Cette année encore, « L’Orient-Le Jour » vous a raconté les coulisses du plus grand festival du cinéma au monde. Des cancans de bistrot au tapis rouge guindé, en passant par les soirées alcoolisées.

Jour 12 : Une actrice trans couronnée, un Iranien distingué, une Nadine Labaki engagée

Karla Sofía Gascón, actrice espagnole, Zoe Saldaña et Selena Gomez, ainsi que Adriana Paz ont été récompensées par un prix d'ensemble d'interprétation féminine pour Emilia Perez. Sameer al-Doumy/AFP

Dans les ruelles et grands cafés de la Croisette, les agents font grise mine. Crispé, Arthur, jeune imprésario d’une célèbre comédienne française, avale un ibuprofène avec le reste de son cappuccino refroidi. Son actrice a une flambée d’anxiété et ne souhaite plus quitter son lit.

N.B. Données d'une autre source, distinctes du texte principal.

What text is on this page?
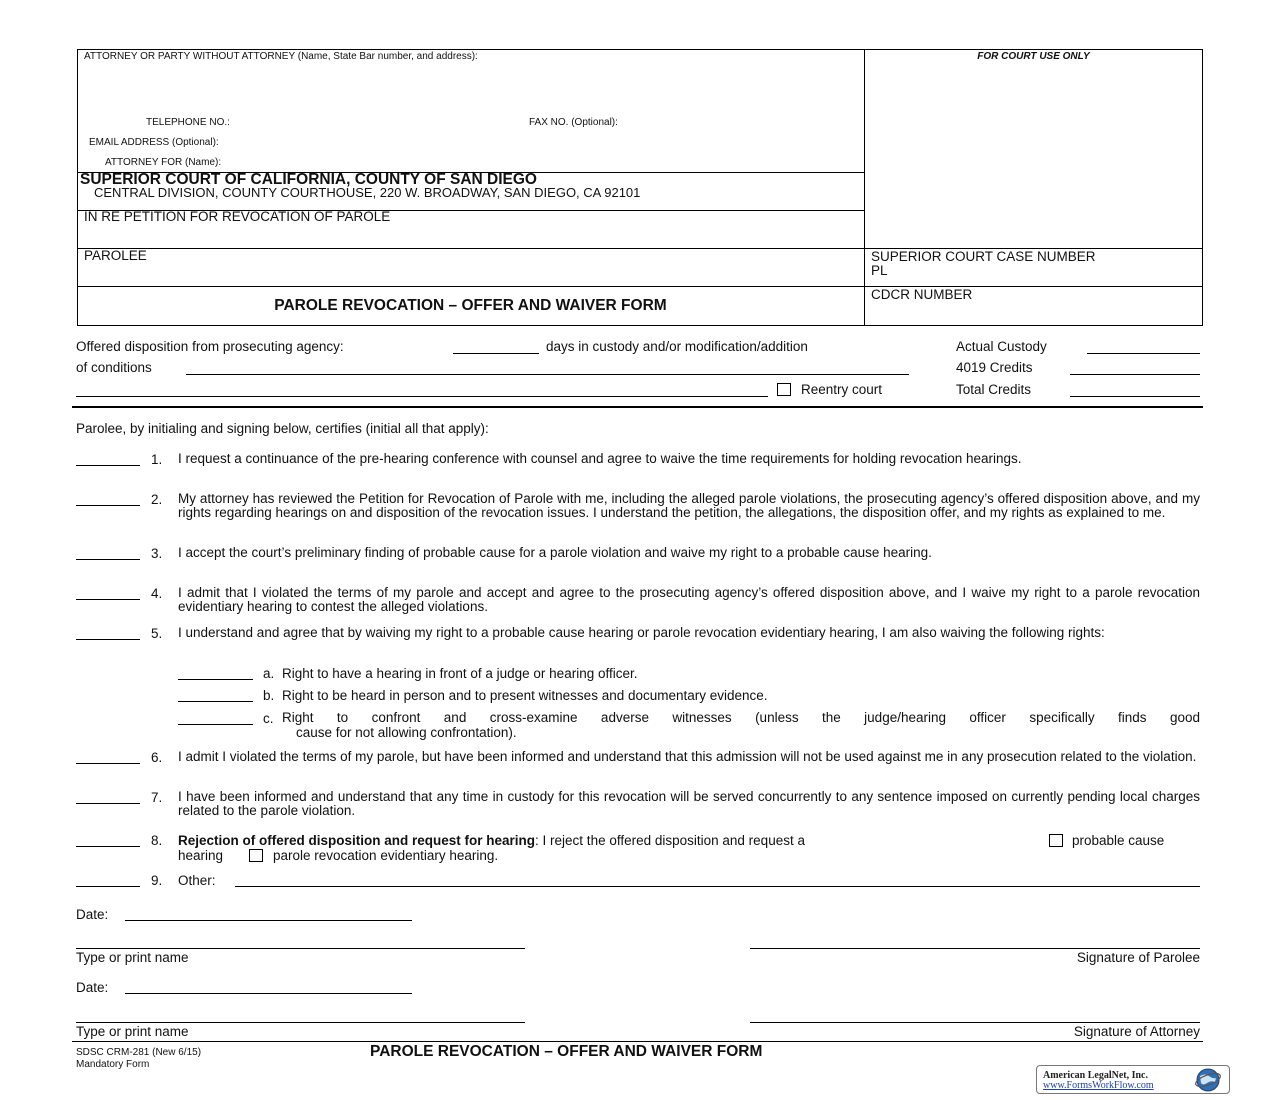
ATTORNEY OR PARTY WITHOUT ATTORNEY (Name, State Bar number, and address):	FOR COURT USE ONLY
TELEPHONE NO.:	FAX NO. (Optional):
EMAIL ADDRESS (Optional):
ATTORNEY FOR (Name):
SUPERIOR COURT OF CALIFORNIA, COUNTY OF SAN DIEGO
CENTRAL DIVISION, COUNTY COURTHOUSE, 220 W. BROADWAY, SAN DIEGO, CA 92101
IN RE PETITION FOR REVOCATION OF PAROLE
PAROLEE	SUPERIOR COURT CASE NUMBER
PL
PAROLE REVOCATION – OFFER AND WAIVER FORM
CDCR NUMBER
Offered disposition from prosecuting agency:	days in custody and/or modification/addition
of conditions
Reentry court
Actual Custody
4019 Credits
Total Credits
Parolee, by initialing and signing below, certifies (initial all that apply):
1. I request a continuance of the pre-hearing conference with counsel and agree to waive the time requirements for holding revocation hearings.
2. My attorney has reviewed the Petition for Revocation of Parole with me, including the alleged parole violations, the prosecuting agency’s offered disposition above, and my rights regarding hearings on and disposition of the revocation issues. I understand the petition, the allegations, the disposition offer, and my rights as explained to me.
3. I accept the court’s preliminary finding of probable cause for a parole violation and waive my right to a probable cause hearing.
4. I admit that I violated the terms of my parole and accept and agree to the prosecuting agency’s offered disposition above, and I waive my right to a parole revocation evidentiary hearing to contest the alleged violations.
5. I understand and agree that by waiving my right to a probable cause hearing or parole revocation evidentiary hearing, I am also waiving the following rights:
a. Right to have a hearing in front of a judge or hearing officer.
b. Right to be heard in person and to present witnesses and documentary evidence.
c. Right to confront and cross-examine adverse witnesses (unless the judge/hearing officer specifically finds good
cause for not allowing confrontation).
6. I admit I violated the terms of my parole, but have been informed and understand that this admission will not be used against me in any prosecution related to the violation.
7. I have been informed and understand that any time in custody for this revocation will be served concurrently to any sentence imposed on currently pending local charges related to the parole violation.
8. Rejection of offered disposition and request for hearing: I reject the offered disposition and request a	probable cause
hearing	parole revocation evidentiary hearing.
9. Other:
Date:
Type or print name	Signature of Parolee
Date:
Type or print name	Signature of Attorney
SDSC CRM-281 (New 6/15)
Mandatory Form
PAROLE REVOCATION – OFFER AND WAIVER FORM
American LegalNet, Inc.
www.FormsWorkFlow.com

« Qu’est-ce que tu veux ? De l’aspirine ? De l’argent ? Mon âme toute entière ? », hurle-t-il au téléphone, exaspéré par le nouveau caprice d’un talent qui lui « a fait perdre la moitié de ses cheveux en dix jours ». À deux heures d’une série d’interviews prévue à l'hôtel Martinez, le manager d'une trentaine d'années se voit contraint d’annuler tous les rendez-vous. « Je suis désolé, elle est surbookée et doit se préparer pour ce soir », affabule-t-il aux journalistes, tout aussi nerveux, à l'autre bout du fil.

Deux semaines après le démarrage des euphoriques festivités, c’est épuisée que la ville azuréenne s'apprête à découvrir le palmarès de cette très hollywoodienne 77e édition.

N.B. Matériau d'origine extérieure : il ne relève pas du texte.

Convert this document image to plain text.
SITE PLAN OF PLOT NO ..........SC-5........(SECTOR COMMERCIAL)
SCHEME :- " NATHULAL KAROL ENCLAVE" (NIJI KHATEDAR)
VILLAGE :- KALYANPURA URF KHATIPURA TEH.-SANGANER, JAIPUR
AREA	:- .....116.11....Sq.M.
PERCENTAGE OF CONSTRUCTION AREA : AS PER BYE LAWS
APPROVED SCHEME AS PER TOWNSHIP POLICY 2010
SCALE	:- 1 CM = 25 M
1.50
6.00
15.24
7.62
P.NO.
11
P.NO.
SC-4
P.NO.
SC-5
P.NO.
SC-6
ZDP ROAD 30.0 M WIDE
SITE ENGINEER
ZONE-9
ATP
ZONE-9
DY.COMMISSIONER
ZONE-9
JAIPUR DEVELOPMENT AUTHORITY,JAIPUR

Avant la montée des marches, anonymes et wannabes s'arrêtent devant le tapis rouge. Photo Téa Ziadé/L’Orient-Le Jour

Devant les portiques de sécurité, il n’est même pas encore midi que les badauds ont déjà installé leurs recharges externes et magazines. Il faut bien tuer le temps. Du côté du « gang des escabeaux », plus bronzé et fripé que jamais, les pronostics vont bon train. Non pas pour essayer de prédire les grands gagnants de la soirée, mais pour deviner qui passera signer quelques autographes. « Huppert ne nous approchera jamais, elle est si hautaine cette bonne femme ! », scande Fabienne, un appareil photo bon marché autour du cou.

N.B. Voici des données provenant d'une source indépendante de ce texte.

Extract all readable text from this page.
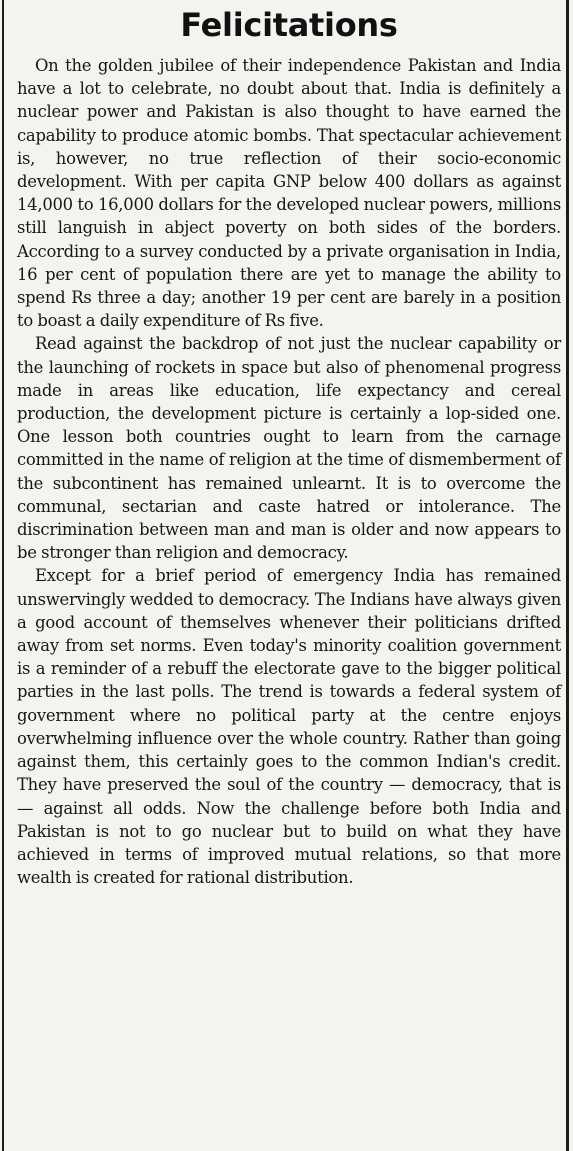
Felicitations

On the golden jubilee of their independence Pakistan and India have a lot to celebrate, no doubt about that. India is definitely a nuclear power and Pakistan is also thought to have earned the capability to produce atomic bombs. That spectacular achievement is, however, no true reflection of their socio-economic development. With per capita GNP below 400 dollars as against 14,000 to 16,000 dollars for the developed nuclear powers, millions still languish in abject poverty on both sides of the borders. According to a survey conducted by a private organisation in India, 16 per cent of population there are yet to manage the ability to spend Rs three a day; another 19 per cent are barely in a position to boast a daily expenditure of Rs five.

Read against the backdrop of not just the nuclear capability or the launching of rockets in space but also of phenomenal progress made in areas like education, life expectancy and cereal production, the development picture is certainly a lop-sided one. One lesson both countries ought to learn from the carnage committed in the name of religion at the time of dismemberment of the subcontinent has remained unlearnt. It is to overcome the communal, sectarian and caste hatred or intolerance. The discrimination between man and man is older and now appears to be stronger than religion and democracy.

Except for a brief period of emergency India has remained unswervingly wedded to democracy. The Indians have always given a good account of themselves whenever their politicians drifted away from set norms. Even today's minority coalition government is a reminder of a rebuff the electorate gave to the bigger political parties in the last polls. The trend is towards a federal system of government where no political party at the centre enjoys overwhelming influence over the whole country. Rather than going against them, this certainly goes to the common Indian's credit. They have preserved the soul of the country — democracy, that is — against all odds. Now the challenge before both India and Pakistan is not to go nuclear but to build on what they have achieved in terms of improved mutual relations, so that more wealth is created for rational distribution.
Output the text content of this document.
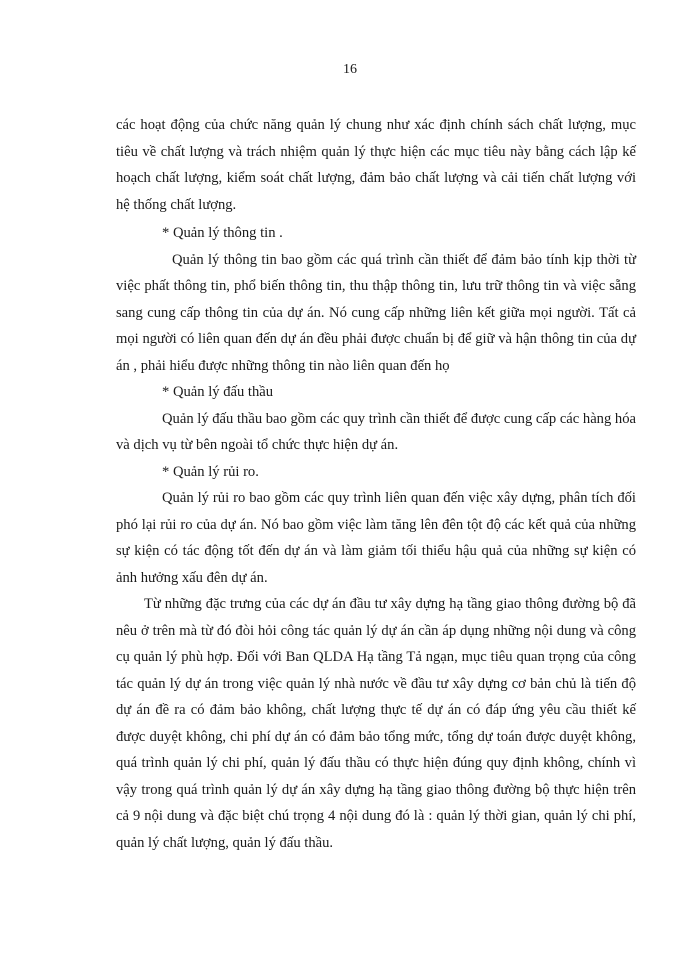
16

các hoạt động của chức năng quản lý chung như xác định chính sách chất lượng, mục tiêu về chất lượng và trách nhiệm quản lý thực hiện các mục tiêu này bằng cách lập kế hoạch chất lượng, kiểm soát chất lượng, đảm bảo chất lượng và cải tiến chất lượng với hệ thống chất lượng.

* Quản lý thông tin .

Quản lý thông tin bao gồm các quá trình cần thiết để đảm bảo tính kịp thời từ việc phất thông tin, phổ biến thông tin, thu thập thông tin, lưu trữ thông tin và việc sẵng sang cung cấp thông tin của dự án. Nó cung cấp những liên kết giữa mọi người. Tất cả mọi người có liên quan đến dự án đều phải được chuẩn bị để giữ và hận thông tin của dự án , phải hiểu được những thông tin nào liên quan đến họ

* Quản lý đấu thầu

Quản lý đấu thầu bao gồm các quy trình cần thiết để được cung cấp các hàng hóa và dịch vụ từ bên ngoài tổ chức thực hiện dự án.

* Quản lý rủi ro.

Quản lý rủi ro bao gồm các quy trình liên quan đến việc xây dựng, phân tích đối phó lại rủi ro của dự án. Nó bao gồm việc làm tăng lên đên tột độ các kết quả của những sự kiện có tác động tốt đến dự án và làm giảm tối thiểu hậu quả của những sự kiện có ảnh hưởng xấu đên dự án.

Từ những đặc trưng của các dự án đầu tư xây dựng hạ tầng giao thông đường bộ đã nêu ở trên mà từ đó đòi hỏi công tác quản lý dự án cần áp dụng những nội dung và công cụ quản lý phù hợp. Đối với Ban QLDA Hạ tầng Tả ngạn, mục tiêu quan trọng của công tác quản lý dự án trong việc quản lý nhà nước về đầu tư xây dựng cơ bản chủ là tiến độ dự án đề ra có đảm bảo không, chất lượng thực tế dự án có đáp ứng yêu cầu thiết kế được duyệt không, chi phí dự án có đảm bảo tổng mức, tổng dự toán được duyệt không, quá trình quản lý chi phí, quản lý đấu thầu có thực hiện đúng quy định không, chính vì vậy trong quá trình quản lý dự án xây dựng hạ tầng giao thông đường bộ thực hiện trên cả 9 nội dung và đặc biệt chú trọng 4 nội dung đó là : quản lý thời gian, quản lý chi phí, quản lý chất lượng, quản lý đấu thầu.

De cette marée de fans du troisième âge au teint rouge écrevisse, aucun ne peut citer un seul film en sélection. « Manquerait plus que ce soit un festival de cinéma ! On est là pour les stars, nous ! », plaisante Cécile, plus friande des téléfilms de France 3 que des réalisations de Leos Carax ou d’Emmanuelle Bercot, pourtant adorées par la cinéphilie cannoise. « C’est le grand soir, je veux voir de la vedette ! ».

Montée royale

Aux alentours du Palais, les entrevues sont très vite expédiées en début de journée. Les restaurants, bistrots et glaciers se vident au fur et à mesure que l’après-midi s'écoule alors que la rue d’Antibes, habituellement touristique, redonne leurs droits aux résidents dépassés.

Avancée d’une demi-heure par peur de retarder le lancement de la cérémonie de clôture, la montée des marches voit les égéries L’Oréal - Elle Fanning et Andie MacDowell pour ne citer qu’elles - donner le coup d’envoi des solennités.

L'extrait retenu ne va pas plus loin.